When two kids aren’t getting along, Stevenson said, she sits them down and directs them to sing something together. Once the kids start singing, she said, they often forget about the cause of their fight.
More than anything, Stevenson said, providing a space for children to sing together offers them a safe place to hang out and make friends.
The choir rehearses twice monthly inside the Averill Boulevard Park building center, where they practice inspirational and gospel songs to perform at community events and churches, such as children’s parties and communions.
Abigail Occelin, a parent of two children in the youth choir, Allyson and Arielle Occelin, said she’s known Stevenson for years now. When Stevenson told her about her idea for the choir last year, Occelin was quick to sign her kids up.
Her reasoning, she said, is because she felt Voices of Elmont would help her children meet other kids and build lasting friendships. So far, Occelin said, she’s been right.
“It instills positive affirmations and builds confidence,” Occelin said. “They’re joining something that is inspiring, uplifting, and building community.”
Two students from Dutch Broadway Elementary School—Tyler Marcelin, 11, and Athena Montenez-Griffin, 11—have been members of the choir since it began. Both said the choir is a lot of fun, and their favorite part is singing with friends.
“I feel excited when I come here because it makes my mood very happy,” Tyler said.
“It’s like all the pressure is off me,” Athena added.
Shonda Ramirez, another sister of Stevenson, said she and her sisters have been singing together since they were children. She recounted that their mother, Geraldine Kelly, loved singing, and has since served as an inspiration for the youth choir’s founding.
As the eldest sister, Ramirez said, she would learn songs in her school choir and teach them to her sisters when she came home. It pushed her out of her comfort zone—an important life lesson she says children should learn.

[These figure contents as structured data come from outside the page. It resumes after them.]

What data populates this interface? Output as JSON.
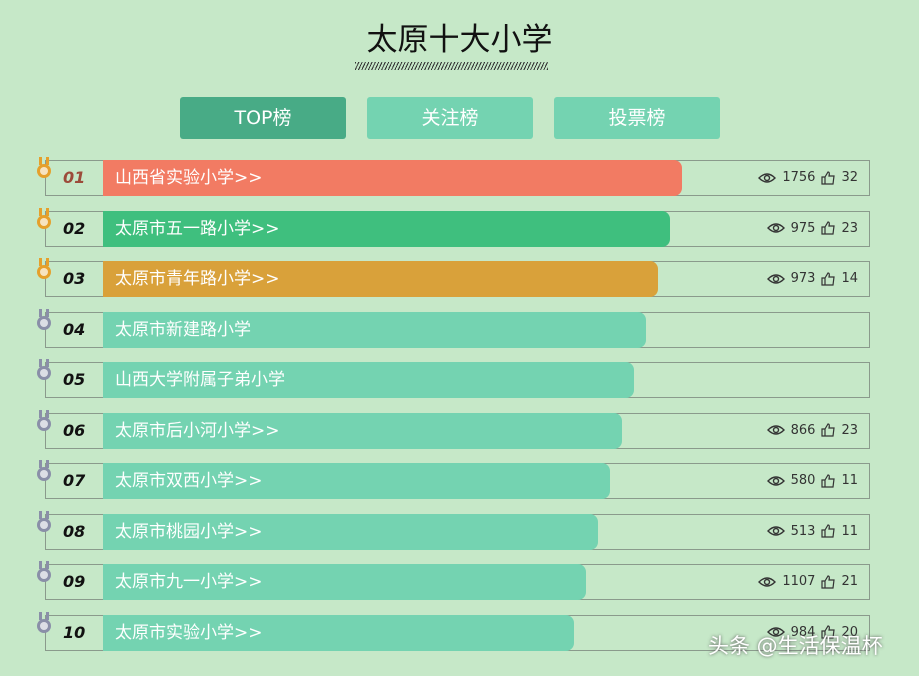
{
  "header": {
    "title": "太原十大小学"
  },
  "tabs": [
    "TOP榜",
    "关注榜",
    "投票榜"
  ],
  "rows": [
    {
      "rank": "01",
      "name": "山西省实验小学>>",
      "views": 1756,
      "likes": 32
    },
    {
      "rank": "02",
      "name": "太原市五一路小学>>",
      "views": 975,
      "likes": 23
    },
    {
      "rank": "03",
      "name": "太原市青年路小学>>",
      "views": 973,
      "likes": 14
    },
    {
      "rank": "04",
      "name": "太原市新建路小学"
    },
    {
      "rank": "05",
      "name": "山西大学附属子弟小学"
    },
    {
      "rank": "06",
      "name": "太原市后小河小学>>",
      "views": 866,
      "likes": 23
    },
    {
      "rank": "07",
      "name": "太原市双西小学>>",
      "views": 580,
      "likes": 11
    },
    {
      "rank": "08",
      "name": "太原市桃园小学>>",
      "views": 513,
      "likes": 11
    },
    {
      "rank": "09",
      "name": "太原市九一小学>>",
      "views": 1107,
      "likes": 21
    },
    {
      "rank": "10",
      "name": "太原市实验小学>>",
      "views": 984,
      "likes": 20
    }
  ],
  "watermark": "头条 @生活保温杯"
}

“It just opened up this feeling for me to be able to express myself and be with other people,” she said of her own youth choir.
By learning to stand next to others, whether in a choir or a church, Ramirez said facing struggles together means no one is alone. “It’s an invisible bond that holds you together,” Ramirez said.

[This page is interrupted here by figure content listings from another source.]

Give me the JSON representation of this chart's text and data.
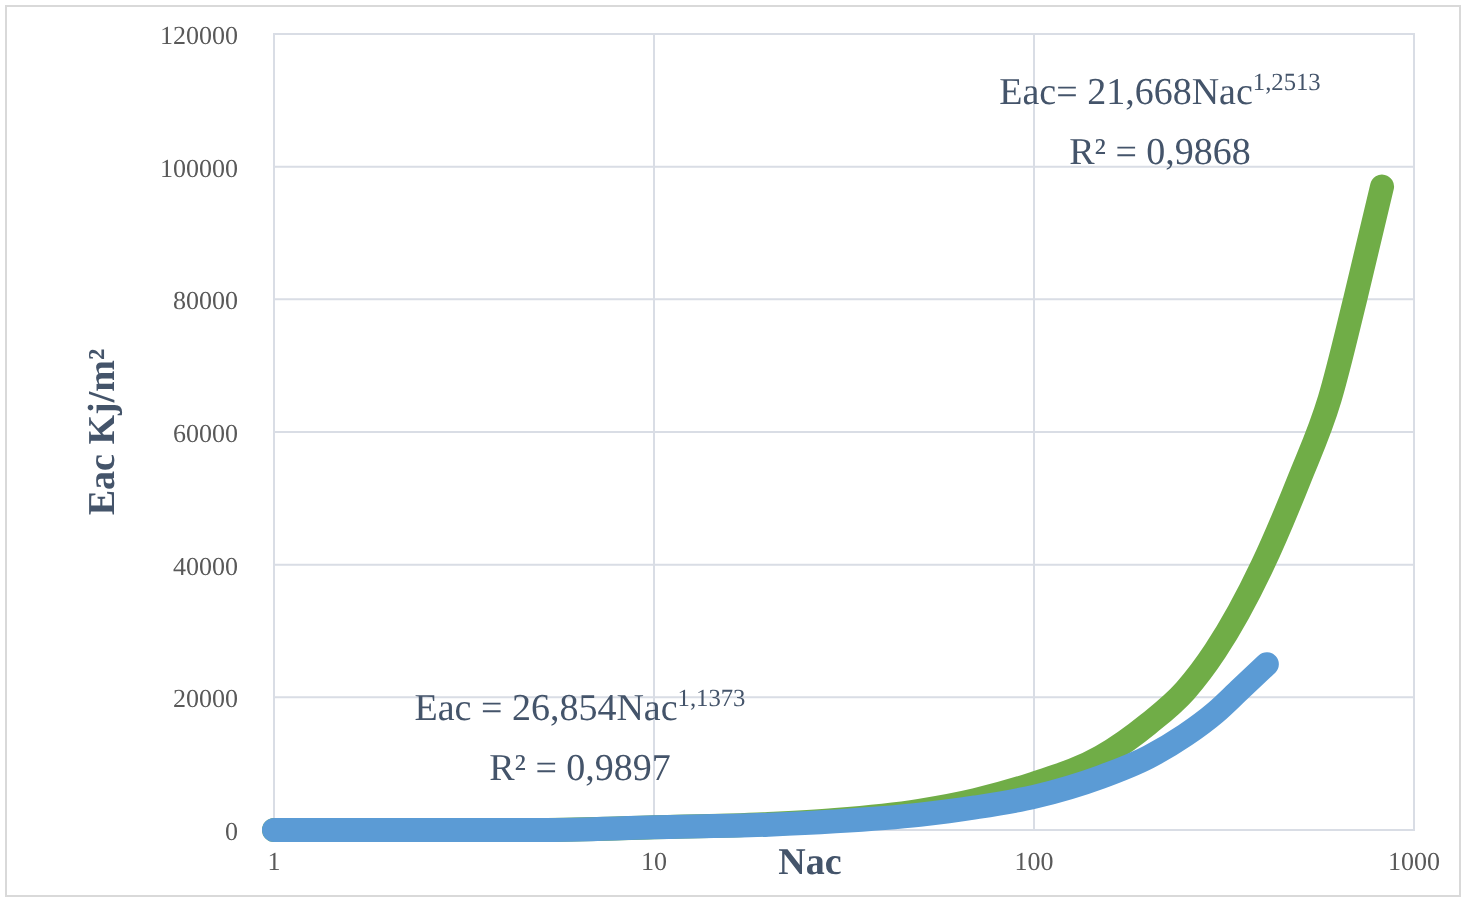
{
  "chart_data": {
    "type": "line",
    "xlabel": "Nac",
    "ylabel": "Eac Kj/m²",
    "log": "x",
    "xlim": [
      1,
      1000
    ],
    "xticks": [
      1,
      10,
      100,
      1000
    ],
    "ylim": [
      0,
      120000
    ],
    "yticks": [
      0,
      20000,
      40000,
      60000,
      80000,
      100000,
      120000
    ],
    "grid": true,
    "line_style": "solid",
    "series": [
      {
        "color": "#70ad47",
        "x": [
          1,
          5,
          10,
          20,
          30,
          50,
          70,
          100,
          150,
          200,
          250,
          300,
          400,
          500,
          600,
          700,
          824
        ],
        "values": [
          0,
          0,
          400,
          900,
          1500,
          2900,
          4500,
          7000,
          11000,
          16000,
          21000,
          27000,
          40000,
          53000,
          65000,
          80000,
          97000
        ]
      },
      {
        "color": "#5b9bd5",
        "x": [
          1,
          5,
          10,
          20,
          30,
          50,
          70,
          100,
          150,
          200,
          250,
          300,
          350,
          410
        ],
        "values": [
          0,
          0,
          400,
          800,
          1300,
          2300,
          3400,
          5000,
          8000,
          11000,
          14300,
          17700,
          21300,
          25000
        ]
      }
    ],
    "annotations": [
      "Eac= 21,668Nac$^{1,2513}$\nR² = 0,9868",
      "Eac = 26,854Nac$^{1,1373}$\nR² = 0,9897"
    ]
  }
}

Music has been a huge part of Ramirez’s life, she explained, and the power of bringing communities togethereven through difficult times is a source of interpersonal connection that can be healing.
Ramirez has been a nurse with Northwell Health since 1991, and she currently works at the Long Island Jewish Forest Hills Hospital in Queens.
After the pandemic separated friends and families in 2020, the health company formed the Northwell Health Nurse Choir. At the time, almost all public spaces were still under lockdown. Nurses would practice over Zoom meetings, sometimes recording parts of their songs completely separate from one another.
“All of us were together, and none of us even knew each other,” Ramirez said.
This is precisely what Stevenson intends to provide children when she gets them to sing together.